Just over a week after pleading not guilty to 10 counts of aggravated sexual abuse, R. Kelly spoke out about the allegations in an interview with CBS.
In excerpts that aired during CBS Evening News on Tuesday, March 5, R. Kelly, 52, tried to disassociate the current sexual abuse charges from the child pornography charges for which he was acquitted in 2008, since three of his four current accusers were underage at the time of the alleged incidents.
“I will tell you this,” he said to King, 64. “People are going back to my past — that’s exactly what they’re trying to do — they’re going back to the past and they’re trying to add all of this stuff now to that to make all of this stuff that’s going on now [feel] real to people.”
King argued that past allegations are relevant to his current case, but the R&B star disagreed. “Absolutely no, it’s not,” he said. “Because for one, I beat my case. When you beat something, you beat it. You can’t double jeopardy me like that.
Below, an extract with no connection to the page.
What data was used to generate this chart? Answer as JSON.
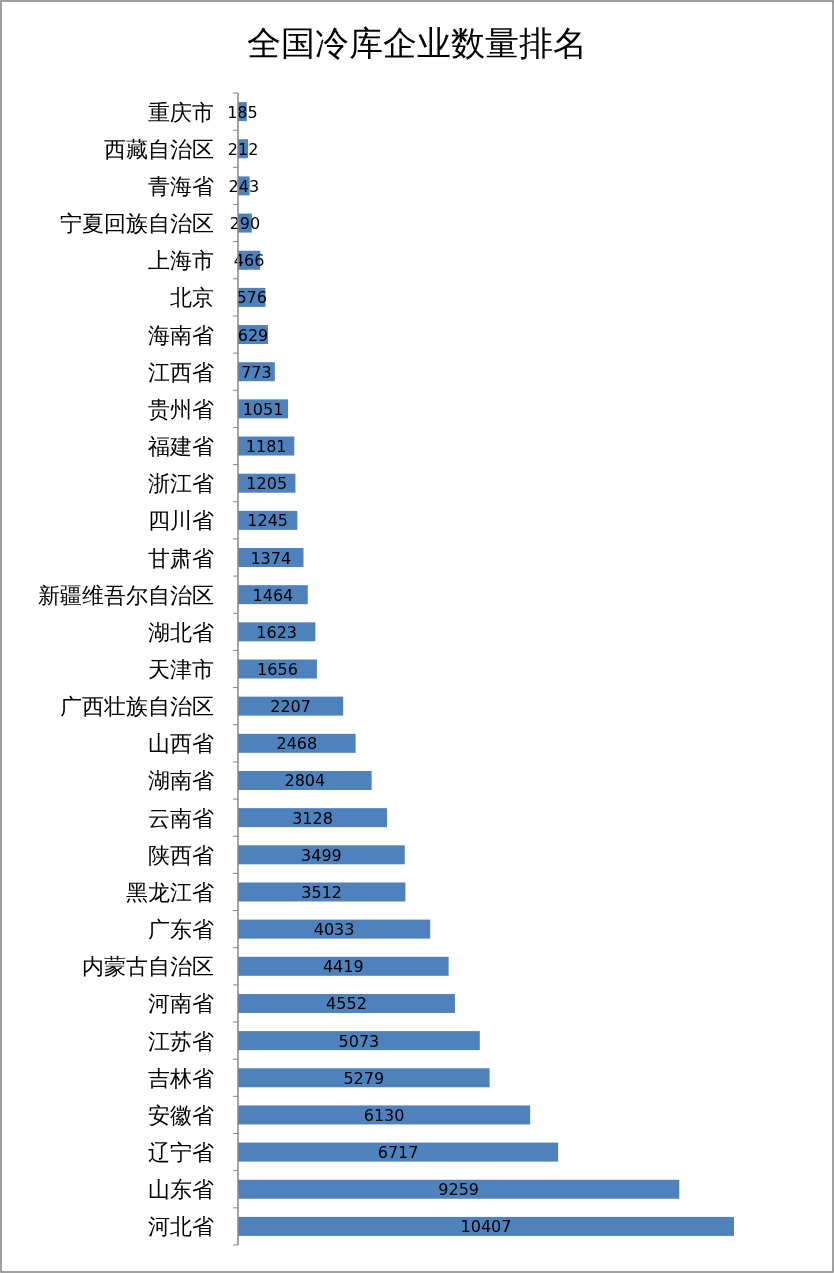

It’s not fair. It’s not fair to anybody. When you beat your case, you beat your case.”
The TV host contended that she wasn’t just referring to the charges on which Kelly was acquitted: She was talking about the other women who have said he had sex with them when they were minors.
“Not true,” Kelly responded. “Not true. Whether they’re old rumors, new rumors, future rumors, not true.”
The “Trapped in a Closet” singer started getting worked up after King asked him whether he has ever held anyone against their will. “I don’t need to,” he replied. “Why would I? How stupid would it be for R. Kelly — with all I’ve been through in my way, way past — to hold somebody, let alone four, five, six, 50? … How stupid would I be to do that?”
He became increasingly emotional as he defended himself, even turning to the camera to talk directly to viewers. “That’s stupid, guys … That’s stupid! Use your common sense. Forget the blogs, forget how you feel about me. Hate me if you want to, love me if you want. But just use your common sense. How stupid would it be for me — with my crazy past and what I’ve been through — [to say,] ‘Oh, right now I just think I need to be a monster and hold girls against their will, chain them up in my basement and don’t let them eat and don’t let them out unless they need some shoes down the street from they uncle.’ Stop it. Quit playing. Quit playing. I did not do this stuff! This is not me! I’m fighting for my f–king life!”
Kelly has been under intense scrutiny this year, particularly with the airing of the six-part Lifetime docuseries Surviving R. Kelly, which featured dozens of interviews with the artist’s accusers and former collaborators. He’s also the target of the #MuteRKelly campaign, which has been petitioning streaming services to drop his music.